IItaly commented 3 years ago

I replicate your case and I managed to extract the faces.

▶ python extract_faces.py --source /nas/public/dataset/celeb-df --facesfolder data/facecache/celeb_df/ --videodf data/celebdf_videos.pkl --facesdf data/celeb_df_faces.pkl --checkpoint tmp/celeb_df_prep/ --fpv 5
Loading video DataFrame
Loading face extractor
Extracting faces: 100%|███████████████████████████████████████████████████████████████████████████████████████████████████████████████████████████████████████████████████████████████████████| 76/76 [04:37<00:00,  3.65s/it]
Collecting faces results: 100%|██████████████████████████████████████████████████████████████████████████████████████████████████████████████████████████████████████████████████████████| 1203/1203 [00:05<00:00, 210.15it/s]
Saving videos DataFrame to data/celebdf_videos.pkl
Saving faces DataFrame to data/celeb_df_faces_from_video_0_to_video_0.pkl
Completed!

I indexed the celeb by running your modified version of index_ffpp.py and then I just run extract_faces.py with 5 frames per video to save time. Are you sure you are not messing with the dataset/dataframe/saving paths?

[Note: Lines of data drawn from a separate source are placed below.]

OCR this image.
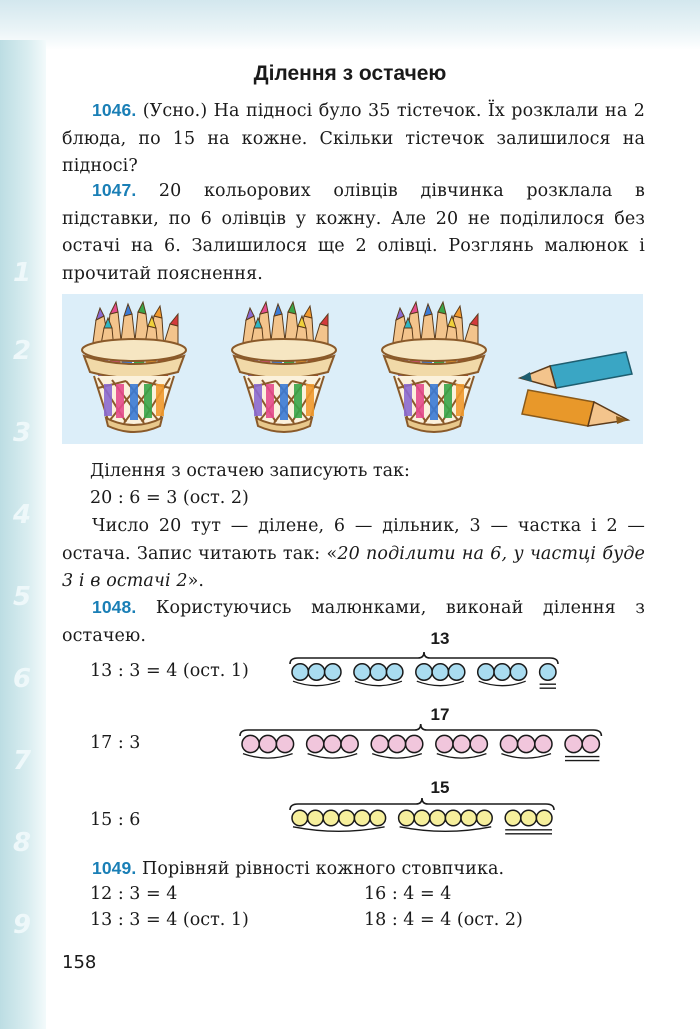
1
2
3
4
5
6
7
8
9
Ділення з остачею
1046. (Усно.) На підносі було 35 тістечок. Їх розклали на 2 блюда, по 15 на кожне. Скільки тістечок залишилося на підносі?
1047. 20 кольорових олівців дівчинка розклала в підставки, по 6 олівців у кожну. Але 20 не поділилося без остачі на 6. Залишилося ще 2 олівці. Розглянь малюнок і прочитай пояснення.
Ділення з остачею записують так:
20 : 6 = 3 (ост. 2)
Число 20 тут — ділене, 6 — дільник, 3 — частка і 2 — остача. Запис читають так: «20 поділити на 6, у частці буде 3 і в остачі 2».
1048. Користуючись малюнками, виконай ділення з остачею.
13 : 3 = 4 (ост. 1)
17 : 3
15 : 6
13
17
15
1049. Порівняй рівності кожного стовпчика.
12 : 3 = 4
13 : 3 = 4 (ост. 1)
16 : 4 = 4
18 : 4 = 4 (ост. 2)
158
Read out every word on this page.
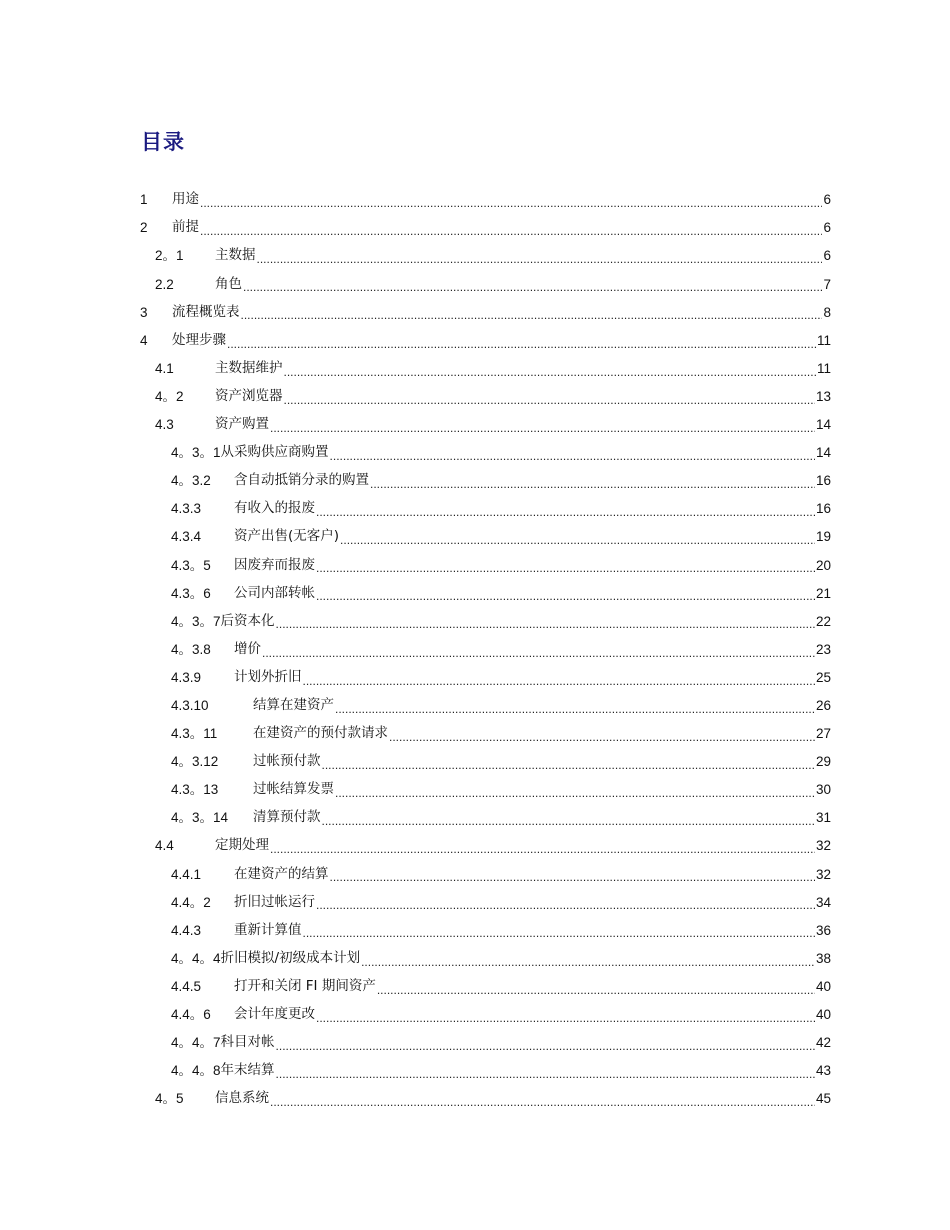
目录
1	用途 .....	6
2	前提 .....	6
2。1	主数据 .....	6
2.2	角色 .....	7
3	流程概览表 .....	8
4	处理步骤 .....	11
4.1	主数据维护 .....	11
4。2	资产浏览器 .....	13
4.3	资产购置 .....	14
4。3。1 从采购供应商购置 .....	14
4。3.2	含自动抵销分录的购置 .....	16
4.3.3	有收入的报废 .....	16
4.3.4	资产出售(无客户) .....	19
4.3。5	因废弃而报废 .....	20
4.3。6	公司内部转帐 .....	21
4。3。7 后资本化 .....	22
4。3.8	增价 .....	23
4.3.9	计划外折旧 .....	25
4.3.10	结算在建资产 .....	26
4.3。11	在建资产的预付款请求 .....	27
4。3.12	过帐预付款 .....	29
4.3。13	过帐结算发票 .....	30
4。3。14	清算预付款 .....	31
4.4	定期处理 .....	32
4.4.1	在建资产的结算 .....	32
4.4。2	折旧过帐运行 .....	34
4.4.3	重新计算值 .....	36
4。4。4 折旧模拟/初级成本计划 .....	38
4.4.5	打开和关闭 FI 期间资产 .....	40
4.4。6	会计年度更改 .....	40
4。4。7 科目对帐 .....	42
4。4。8 年末结算 .....	43
4。5	信息系统 .....	45
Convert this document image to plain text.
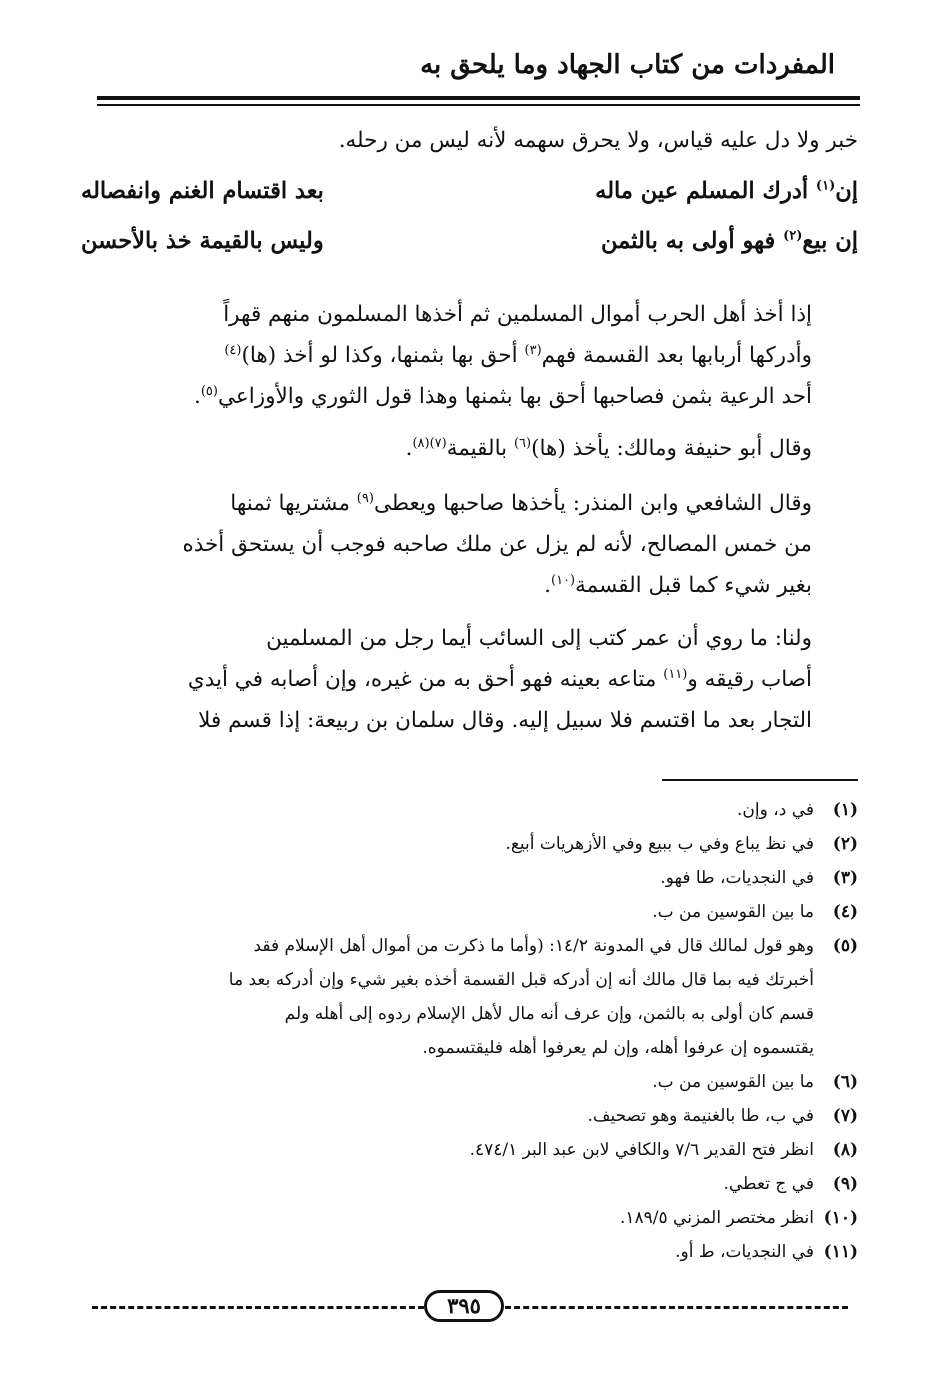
المفردات من كتاب الجهاد وما يلحق به

خبر ولا دل عليه قياس، ولا يحرق سهمه لأنه ليس من رحله.

إن$^{(١)}$ أدرك المسلم عين ماله
بعد اقتسام الغنم وانفصاله
إن بيع$^{(٢)}$ فهو أولى به بالثمن
وليس بالقيمة خذ بالأحسن

إذا أخذ أهل الحرب أموال المسلمين ثم أخذها المسلمون منهم قهراً
وأدركها أربابها بعد القسمة فهم$^{(٣)}$ أحق بها بثمنها، وكذا لو أخذ (ها)$^{(٤)}$
أحد الرعية بثمن فصاحبها أحق بها بثمنها وهذا قول الثوري والأوزاعي$^{(٥)}$.

وقال أبو حنيفة ومالك: يأخذ (ها)$^{(٦)}$ بالقيمة$^{(٧)(٨)}$.

وقال الشافعي وابن المنذر: يأخذها صاحبها ويعطى$^{(٩)}$ مشتريها ثمنها
من خمس المصالح، لأنه لم يزل عن ملك صاحبه فوجب أن يستحق أخذه
بغير شيء كما قبل القسمة$^{(١٠)}$.

ولنا: ما روي أن عمر كتب إلى السائب أيما رجل من المسلمين
أصاب رقيقه و$^{(١١)}$ متاعه بعينه فهو أحق به من غيره، وإن أصابه في أيدي
التجار بعد ما اقتسم فلا سبيل إليه. وقال سلمان بن ربيعة: إذا قسم فلا

(١)
في د، وإن.
(٢)
في نظ يباع وفي ب ببيع وفي الأزهريات أبيع.
(٣)
في النجديات، طا فهو.
(٤)
ما بين القوسين من ب.
(٥)
وهو قول لمالك قال في المدونة ١٤/٢: (وأما ما ذكرت من أموال أهل الإسلام فقد
أخبرتك فيه بما قال مالك أنه إن أدركه قبل القسمة أخذه بغير شيء وإن أدركه بعد ما
قسم كان أولى به بالثمن، وإن عرف أنه مال لأهل الإسلام ردوه إلى أهله ولم
يقتسموه إن عرفوا أهله، وإن لم يعرفوا أهله فليقتسموه.
(٦)
ما بين القوسين من ب.
(٧)
في ب، طا بالغنيمة وهو تصحيف.
(٨)
انظر فتح القدير ٧/٦ والكافي لابن عبد البر ٤٧٤/١.
(٩)
في ج تعطي.
(١٠)
انظر مختصر المزني ١٨٩/٥.
(١١)
في النجديات، ط أو.
٣٩٥
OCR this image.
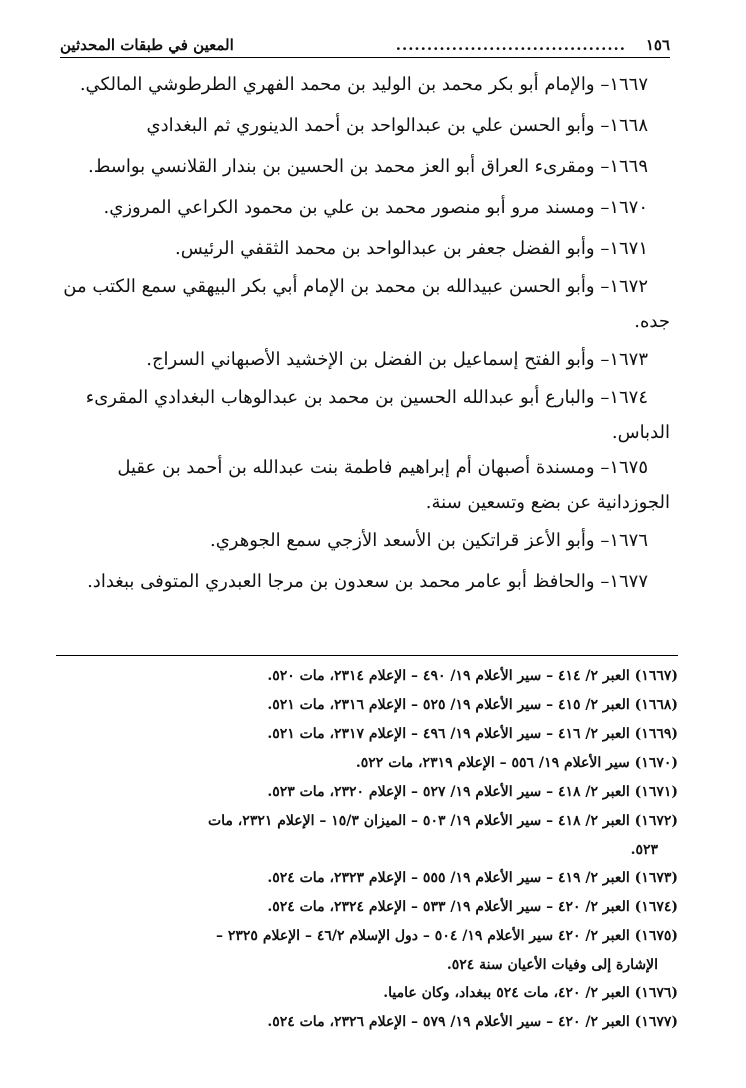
١٥٦
.....................................
المعين في طبقات المحدثين
١٦٦٧– والإمام أبو بكر محمد بن الوليد بن محمد الفهري الطرطوشي المالكي.
١٦٦٨– وأبو الحسن علي بن عبدالواحد بن أحمد الدينوري ثم البغدادي
١٦٦٩– ومقرىء العراق أبو العز محمد بن الحسين بن بندار القلانسي بواسط.
١٦٧٠– ومسند مرو أبو منصور محمد بن علي بن محمود الكراعي المروزي.
١٦٧١– وأبو الفضل جعفر بن عبدالواحد بن محمد الثقفي الرئيس.
١٦٧٢– وأبو الحسن عبيدالله بن محمد بن الإمام أبي بكر البيهقي سمع الكتب من
جده.
١٦٧٣– وأبو الفتح إسماعيل بن الفضل بن الإخشيد الأصبهاني السراج.
١٦٧٤– والبارع أبو عبدالله الحسين بن محمد بن عبدالوهاب البغدادي المقرىء
الدباس.
١٦٧٥– ومسندة أصبهان أم إبراهيم فاطمة بنت عبدالله بن أحمد بن عقيل
الجوزدانية عن بضع وتسعين سنة.
١٦٧٦– وأبو الأعز قراتكين بن الأسعد الأزجي سمع الجوهري.
١٦٧٧– والحافظ أبو عامر محمد بن سعدون بن مرجا العبدري المتوفى ببغداد.
(١٦٦٧) العبر ٢/ ٤١٤ – سير الأعلام ١٩/ ٤٩٠ – الإعلام ٢٣١٤، مات ٥٢٠.
(١٦٦٨) العبر ٢/ ٤١٥ – سير الأعلام ١٩/ ٥٢٥ – الإعلام ٢٣١٦، مات ٥٢١.
(١٦٦٩) العبر ٢/ ٤١٦ – سير الأعلام ١٩/ ٤٩٦ – الإعلام ٢٣١٧، مات ٥٢١.
(١٦٧٠) سير الأعلام ١٩/ ٥٥٦ – الإعلام ٢٣١٩، مات ٥٢٢.
(١٦٧١) العبر ٢/ ٤١٨ – سير الأعلام ١٩/ ٥٢٧ – الإعلام ٢٣٢٠، مات ٥٢٣.
(١٦٧٢) العبر ٢/ ٤١٨ – سير الأعلام ١٩/ ٥٠٣ – الميزان ١٥/٣ – الإعلام ٢٣٢١، مات
٥٢٣.
(١٦٧٣) العبر ٢/ ٤١٩ – سير الأعلام ١٩/ ٥٥٥ – الإعلام ٢٣٢٣، مات ٥٢٤.
(١٦٧٤) العبر ٢/ ٤٢٠ – سير الأعلام ١٩/ ٥٣٣ – الإعلام ٢٣٢٤، مات ٥٢٤.
(١٦٧٥) العبر ٢/ ٤٢٠ سير الأعلام ١٩/ ٥٠٤ – دول الإسلام ٤٦/٢ – الإعلام ٢٣٢٥ –
الإشارة إلى وفيات الأعيان سنة ٥٢٤.
(١٦٧٦) العبر ٢/ ٤٢٠، مات ٥٢٤ ببغداد، وكان عاميا.
(١٦٧٧) العبر ٢/ ٤٢٠ – سير الأعلام ١٩/ ٥٧٩ – الإعلام ٢٣٢٦، مات ٥٢٤.
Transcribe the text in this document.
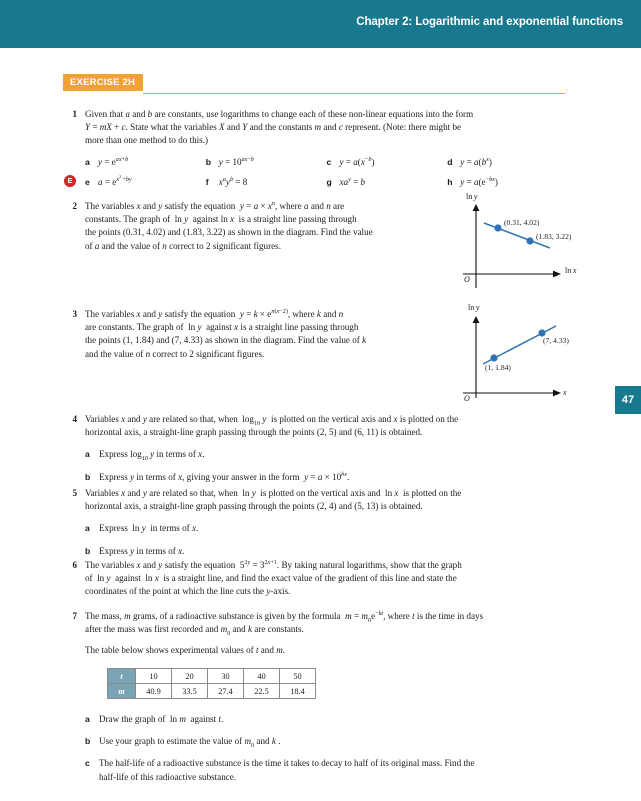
Chapter 2: Logarithmic and exponential functions
47
EXERCISE 2H
1 Given that a and b are constants, use logarithms to change each of these non-linear equations into the form

Y = mX + c. State what the variables X and Y and the constants m and c represent. (Note: there might be

more than one method to do this.)

a $y = e^{ax+b}$	b $y = 10^{ax-b}$	c $y = a(x^{-b})$	d $y = a(b^x)$
E	e $a = e^{x^2 +by}$	f	$x^ay^b = 8$	g $xa^y = b$	h $y = a(e^{-bx})$
2 The variables x and y satisfy the equation  $y = a \times x^n$, where a and n are

constants. The graph of  ln y  against ln x  is a straight line passing through

the points (0.31, 4.02) and (1.83, 3.22) as shown in the diagram. Find the value

of a and the value of n correct to 2 significant figures.

ln y
ln x
O
(0.31, 4.02)
(1.83, 3.22)
3 The variables x and y satisfy the equation  $y = k \times e^{n(x-2)}$, where k and n

are constants. The graph of  ln y  against x is a straight line passing through

the points (1, 1.84) and (7, 4.33) as shown in the diagram. Find the value of k

and the value of n correct to 2 significant figures.

ln y
x
O
(1, 1.84)
(7, 4.33)
4 Variables x and y are related so that, when  $\log_{10} y$  is plotted on the vertical axis and x is plotted on the

horizontal axis, a straight-line graph passing through the points (2, 5) and (6, 11) is obtained.

a	Express $\log_{10} y$ in terms of x.
b Express y in terms of x, giving your answer in the form  $y = a \times 10^{bx}$.
5 Variables x and y are related so that, when  ln y  is plotted on the vertical axis and  ln x  is plotted on the

horizontal axis, a straight-line graph passing through the points (2, 4) and (5, 13) is obtained.

a	Express  ln y  in terms of x.
b Express y in terms of x.
6 The variables x and y satisfy the equation  $5^{2y} = 3^{2x+1}$. By taking natural logarithms, show that the graph

of  ln y  against  ln x  is a straight line, and find the exact value of the gradient of this line and state the

coordinates of the point at which the line cuts the y-axis.

7 The mass, m grams, of a radioactive substance is given by the formula  $m = m_0e^{-kt}$, where t is the time in days

after the mass was first recorded and $m_0$ and k are constants.

The table below shows experimental values of t and m.

t	10	20	30	40	50
m	40.9	33.5	27.4	22.5	18.4
a	Draw the graph of  ln m  against t.
b Use your graph to estimate the value of $m_0$ and k .
c	The half-life of a radioactive substance is the time it takes to decay to half of its original mass. Find the
half-life of this radioactive substance.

By the way, we just pushed a bug fix for a problem with dataframe creation (#20). You can try to re-run your code after a pull, I can't exclude the two problems might be related.

Thanks for your help.I guess that the environment is not configured cuz I found that the runtime error of the cudnn. Since the code have no problem I will re-try it.

nicobonne commented 3 years ago

We just released an "official" way to index the Celeb-DF (v2) dataset, have a look at the script index_celebdf.py.

IItaly commented 3 years ago

We just released an "official" way to index the Celeb-DF (v2) dataset, have a look at the script index_celebdf.py.

Greate Help! Thank you

nicobonne commented 3 years ago

I'm closing this for inactivity. Feel free to reopen if you need it.